Aus diesem Grund stellen die unterfertigten Abgeordneten nachstehende


Anfrage:

1.    Erhebt das BMWFW konkrete Kennzahlen zur Beobachtung der Wohnbautätigkeit?

2.    Wenn ja, welche?

3.    Wenn nein, plant das BMWFW in Zukunft detaillierte Kennzahlen zur Wohnbautätigkeit in Österreich zu erheben?

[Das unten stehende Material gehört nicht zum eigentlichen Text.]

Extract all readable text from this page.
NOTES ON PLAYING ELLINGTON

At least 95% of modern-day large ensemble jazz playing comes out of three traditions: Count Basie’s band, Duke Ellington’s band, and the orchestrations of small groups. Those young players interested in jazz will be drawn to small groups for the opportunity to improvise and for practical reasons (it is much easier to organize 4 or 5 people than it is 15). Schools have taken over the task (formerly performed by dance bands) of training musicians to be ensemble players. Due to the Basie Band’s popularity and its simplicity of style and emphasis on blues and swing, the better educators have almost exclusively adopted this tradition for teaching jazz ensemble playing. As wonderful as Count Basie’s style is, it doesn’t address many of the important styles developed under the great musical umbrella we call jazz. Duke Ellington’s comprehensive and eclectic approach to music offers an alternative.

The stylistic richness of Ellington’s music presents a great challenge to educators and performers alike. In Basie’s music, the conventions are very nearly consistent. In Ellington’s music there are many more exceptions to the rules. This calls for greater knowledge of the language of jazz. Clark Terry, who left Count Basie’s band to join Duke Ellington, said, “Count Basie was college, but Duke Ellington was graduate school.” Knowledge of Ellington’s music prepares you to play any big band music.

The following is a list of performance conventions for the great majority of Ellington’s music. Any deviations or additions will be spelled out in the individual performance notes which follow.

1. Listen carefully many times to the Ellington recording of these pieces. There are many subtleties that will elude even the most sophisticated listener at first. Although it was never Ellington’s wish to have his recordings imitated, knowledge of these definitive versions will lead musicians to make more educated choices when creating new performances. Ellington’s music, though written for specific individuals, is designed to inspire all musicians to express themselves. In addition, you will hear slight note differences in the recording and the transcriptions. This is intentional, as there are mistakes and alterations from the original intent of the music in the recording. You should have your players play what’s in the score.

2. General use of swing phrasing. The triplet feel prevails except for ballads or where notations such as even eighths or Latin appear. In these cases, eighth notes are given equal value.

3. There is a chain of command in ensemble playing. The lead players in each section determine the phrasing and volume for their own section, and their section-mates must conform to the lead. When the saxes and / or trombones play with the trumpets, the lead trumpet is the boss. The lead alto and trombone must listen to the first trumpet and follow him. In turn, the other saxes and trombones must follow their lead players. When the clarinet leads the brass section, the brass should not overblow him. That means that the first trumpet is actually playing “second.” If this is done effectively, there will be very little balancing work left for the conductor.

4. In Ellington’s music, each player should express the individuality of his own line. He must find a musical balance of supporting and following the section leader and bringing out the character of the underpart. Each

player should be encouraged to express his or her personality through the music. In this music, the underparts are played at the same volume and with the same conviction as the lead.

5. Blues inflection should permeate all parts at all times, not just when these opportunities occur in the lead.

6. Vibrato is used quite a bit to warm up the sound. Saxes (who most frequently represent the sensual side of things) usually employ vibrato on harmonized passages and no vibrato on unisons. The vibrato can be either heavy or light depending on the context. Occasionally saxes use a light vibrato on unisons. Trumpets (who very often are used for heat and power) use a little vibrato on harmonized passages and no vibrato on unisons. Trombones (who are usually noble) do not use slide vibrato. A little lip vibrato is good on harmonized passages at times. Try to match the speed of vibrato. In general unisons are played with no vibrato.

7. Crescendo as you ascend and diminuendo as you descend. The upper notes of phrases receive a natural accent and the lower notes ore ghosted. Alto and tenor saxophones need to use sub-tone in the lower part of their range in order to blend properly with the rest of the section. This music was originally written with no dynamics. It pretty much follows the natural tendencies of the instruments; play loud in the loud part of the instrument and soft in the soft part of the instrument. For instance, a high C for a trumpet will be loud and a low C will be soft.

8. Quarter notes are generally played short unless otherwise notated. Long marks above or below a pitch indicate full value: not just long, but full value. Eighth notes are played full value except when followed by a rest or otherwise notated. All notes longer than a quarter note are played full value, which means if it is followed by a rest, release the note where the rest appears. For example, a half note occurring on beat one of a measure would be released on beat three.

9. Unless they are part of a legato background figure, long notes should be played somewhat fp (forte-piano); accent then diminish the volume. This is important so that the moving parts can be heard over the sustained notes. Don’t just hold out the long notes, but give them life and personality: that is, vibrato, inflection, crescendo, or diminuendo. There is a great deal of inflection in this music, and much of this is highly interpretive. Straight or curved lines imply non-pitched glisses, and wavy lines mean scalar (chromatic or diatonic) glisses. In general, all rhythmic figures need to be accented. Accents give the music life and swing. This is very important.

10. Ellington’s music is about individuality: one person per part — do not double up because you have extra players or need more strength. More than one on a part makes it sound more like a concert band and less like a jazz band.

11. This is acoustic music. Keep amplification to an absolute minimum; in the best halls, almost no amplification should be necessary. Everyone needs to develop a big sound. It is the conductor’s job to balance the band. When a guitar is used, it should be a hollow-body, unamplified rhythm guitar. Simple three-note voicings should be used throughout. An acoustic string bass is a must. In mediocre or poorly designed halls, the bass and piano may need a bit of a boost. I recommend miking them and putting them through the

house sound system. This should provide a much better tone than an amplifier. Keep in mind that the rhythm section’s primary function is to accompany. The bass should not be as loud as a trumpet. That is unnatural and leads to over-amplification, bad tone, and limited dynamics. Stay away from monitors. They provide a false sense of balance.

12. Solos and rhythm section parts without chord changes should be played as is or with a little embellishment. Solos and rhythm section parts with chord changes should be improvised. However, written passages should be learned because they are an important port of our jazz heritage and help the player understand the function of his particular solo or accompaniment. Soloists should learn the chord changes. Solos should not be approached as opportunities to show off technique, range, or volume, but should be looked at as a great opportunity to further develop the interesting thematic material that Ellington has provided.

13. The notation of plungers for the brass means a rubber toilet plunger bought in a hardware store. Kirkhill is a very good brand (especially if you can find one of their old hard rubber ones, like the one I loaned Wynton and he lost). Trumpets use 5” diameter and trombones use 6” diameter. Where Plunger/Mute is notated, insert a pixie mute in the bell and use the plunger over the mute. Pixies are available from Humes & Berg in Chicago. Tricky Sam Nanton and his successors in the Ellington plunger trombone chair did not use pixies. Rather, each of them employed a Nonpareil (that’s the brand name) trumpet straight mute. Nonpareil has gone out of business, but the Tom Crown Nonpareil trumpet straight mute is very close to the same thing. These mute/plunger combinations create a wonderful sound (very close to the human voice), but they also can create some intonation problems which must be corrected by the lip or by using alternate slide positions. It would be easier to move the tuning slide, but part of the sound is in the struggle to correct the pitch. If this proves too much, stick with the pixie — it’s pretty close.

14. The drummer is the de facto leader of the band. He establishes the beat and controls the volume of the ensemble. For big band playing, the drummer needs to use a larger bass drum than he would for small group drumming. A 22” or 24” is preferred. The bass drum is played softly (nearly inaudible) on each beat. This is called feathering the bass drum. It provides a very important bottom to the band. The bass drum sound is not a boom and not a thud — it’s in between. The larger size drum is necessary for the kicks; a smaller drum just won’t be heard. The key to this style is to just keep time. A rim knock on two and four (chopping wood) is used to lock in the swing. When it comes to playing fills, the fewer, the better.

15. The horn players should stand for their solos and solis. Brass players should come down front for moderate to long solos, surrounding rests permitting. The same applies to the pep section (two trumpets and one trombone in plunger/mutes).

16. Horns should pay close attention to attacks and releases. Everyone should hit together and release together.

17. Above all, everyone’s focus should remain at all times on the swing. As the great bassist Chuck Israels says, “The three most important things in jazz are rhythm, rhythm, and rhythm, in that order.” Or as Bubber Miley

4.    Wenn ja, welche Kennzahlen plant das BMWFW dann in Zukunft zu erheben?

5.    Liegen dem BMWFW konkrete Berichte zur Evaluierung der Wohnbautätigkeit in Österreich vor?

6.    Wenn ja, basieren diese Berichte auf den vom BMWFW erhobenen Kennzahlen?

7.    Wenn nein, auf Basis welcher Kennzahlen evaluiert das BMWFW die Wohnbautätigkeit in Österreich?

8.    Welche Ergebnisse ergeben sich aus diesen Berichten?

9.    Erhebt das BMWFW die Zahlen zu Baubewilligungen, Baustart und Fertigstellungen in Österreich?

10. Wenn ja, wie viele Baubewilligungen, Baustarts und Fertigstellungen gab es in Österreich in den letzten 10 Jahren? Bitte um Aufschlüsselung nach Jahren und Bundesländern.

11. Werden im Ministerium Konzepte erarbeitet, die zu einer Steigerung der Wohnbautätigkeit führen?

12. Wenn ja, welche Konzepte werden derzeit diskutiert?

13. Gibt es im BMWFW Pläne, die Anzahl der Bauvorschriften, die teilweise für die hohen Kosten des Wohnbaus verantwortlich sind, zu verringern bzw. in anderer Weise zu regeln?

14. Wenn ja, welche Pläne werden derzeit im BMWFW diskutiert?

15. Wenn nein, welche Umstände sind nach Ansicht des BMWFW für die niedrige Wohnbautätigkeit verantwortlich?

16. Erhält das BMWFW Informationen oder Zahlen der Länder in Hinblick auf die Verwendung und Zweckwidmung von Wohnbauförderungen?

17. Wenn ja, welche Informationen und Zahlen hat das BMWFW in den letzten 10 Jahren erhalten? Bitte um Aufschlüsselung nach Bundesland und Jahr.